Missed Opportunities

  1. More Powerful Ethics Reform: There were several reforms that could have been passed to prevent the next Silver or Skelos from accumulating power and abusing their positions. These reforms include term limits for legislative offices, as well as term limits for the top leadership and committee chairmanships in the legislature. Both steps would dilute the concentration of power. The Assembly should have passed the Spirit of 76 Bill and the SOLE Act to further reduce the corrupt concentration of power. The Spirit of 76 Bill would require that any piece of legislation with 76 or more sponsors, a majority of the chamber, be automatically brought to the floor for an up or down vote.
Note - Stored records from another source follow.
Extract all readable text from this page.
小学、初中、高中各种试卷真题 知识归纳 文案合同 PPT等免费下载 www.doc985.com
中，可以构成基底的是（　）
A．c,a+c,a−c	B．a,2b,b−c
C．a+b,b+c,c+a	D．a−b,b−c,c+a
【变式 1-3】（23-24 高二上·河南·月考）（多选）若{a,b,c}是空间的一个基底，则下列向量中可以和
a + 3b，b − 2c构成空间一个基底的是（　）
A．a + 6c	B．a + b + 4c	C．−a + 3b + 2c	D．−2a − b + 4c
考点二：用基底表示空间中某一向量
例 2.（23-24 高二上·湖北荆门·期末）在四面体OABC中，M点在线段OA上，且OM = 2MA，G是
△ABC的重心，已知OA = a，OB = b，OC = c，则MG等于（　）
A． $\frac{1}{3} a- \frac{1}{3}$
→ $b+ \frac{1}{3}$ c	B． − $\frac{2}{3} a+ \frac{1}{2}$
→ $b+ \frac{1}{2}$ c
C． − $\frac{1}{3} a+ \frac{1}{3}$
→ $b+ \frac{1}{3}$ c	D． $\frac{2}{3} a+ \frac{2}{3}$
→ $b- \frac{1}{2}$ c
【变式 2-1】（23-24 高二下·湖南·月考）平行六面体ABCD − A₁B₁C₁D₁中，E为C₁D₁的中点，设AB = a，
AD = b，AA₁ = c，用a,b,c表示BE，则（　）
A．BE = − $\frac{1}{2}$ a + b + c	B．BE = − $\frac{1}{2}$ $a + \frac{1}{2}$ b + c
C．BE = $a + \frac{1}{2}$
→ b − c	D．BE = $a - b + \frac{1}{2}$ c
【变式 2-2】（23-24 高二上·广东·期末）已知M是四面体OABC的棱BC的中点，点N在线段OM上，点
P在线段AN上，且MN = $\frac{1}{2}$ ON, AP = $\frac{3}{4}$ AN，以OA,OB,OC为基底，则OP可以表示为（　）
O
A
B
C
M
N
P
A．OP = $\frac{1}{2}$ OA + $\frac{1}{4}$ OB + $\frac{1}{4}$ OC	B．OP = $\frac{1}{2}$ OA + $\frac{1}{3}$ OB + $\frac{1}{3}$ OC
This would prevent Assembly leadership and committee chairs from thwarting the will of the majority. The SOLE Act (Sensible Opportunity for Legislative Equality) would allow each legislator to choose one bill to be sent to the floor for an up or down vote each year. Important reforms currently blocked by leadership would have a chance. We must also finally put an end to corporate welfare and pork barrel spending that often enables corruption. This was at the heart of the Silver and Skelos scandals and defines Albany's pay-to-play culture. I previously called on the Assembly to pass these reforms in the New York Post and the Poughkeepsie Journal.
  2. No Meaningful Tax and Regulatory Reforms: In April, Governor Cuomo announced he was organizing a Business Regulation Commission to study regulatory reform. Unfortunately, while they had some decent reform ideas for SEQRA and workers compensation, they delivered their recommendations on June 3rd. With just two weeks left in the legislative session that left no time for the legislature to act on the reform recommendations. There was no movement on Medicaid reform. Medicaid eats up a quarter of the budget. New York is one of the few states that gives Medicaid to non-citizens, which costs twice as much as providing Medicaid for citizens because the federal government doesn't provide a dollar-for-dollar match for non-citizens. New York's Medicaid program costs more than Florida and Texas combined.
  3. Let the Punishment Fit the Crime: This legislation would toughen sentencing for multiple homicides that are committed through a single criminal act. Currently, the law does not allow judges the discretion to deliver consecutive sentencing for multiple homicides caused by one act. The bill was passed by the Senate in 2015 and again this year, but continues to stall in the Assembly, due to the Assembly Majority leadership’s erroneous claim that the bill would violate the Constitution's double jeopardy clause. However, in Missouri v. Hunter, the United State Supreme Court ruled that multiple punishments for the same criminal act do not violate the double jeopardy clause when "a legislature specifically authorizes multiple punishments." The New York State Court of Appeals cited the U.S. Supreme Court when it held in People v. Gonzalez that "[a]s long as the Legislature intended to impose cumulative punishments for a single offense, a court's task of statutory construction is at an end and no constitutional double jeopardy claim is implicated." The courts have specifically ruled that legislation like "Let the Punishment Fit the Crime" is constitutional.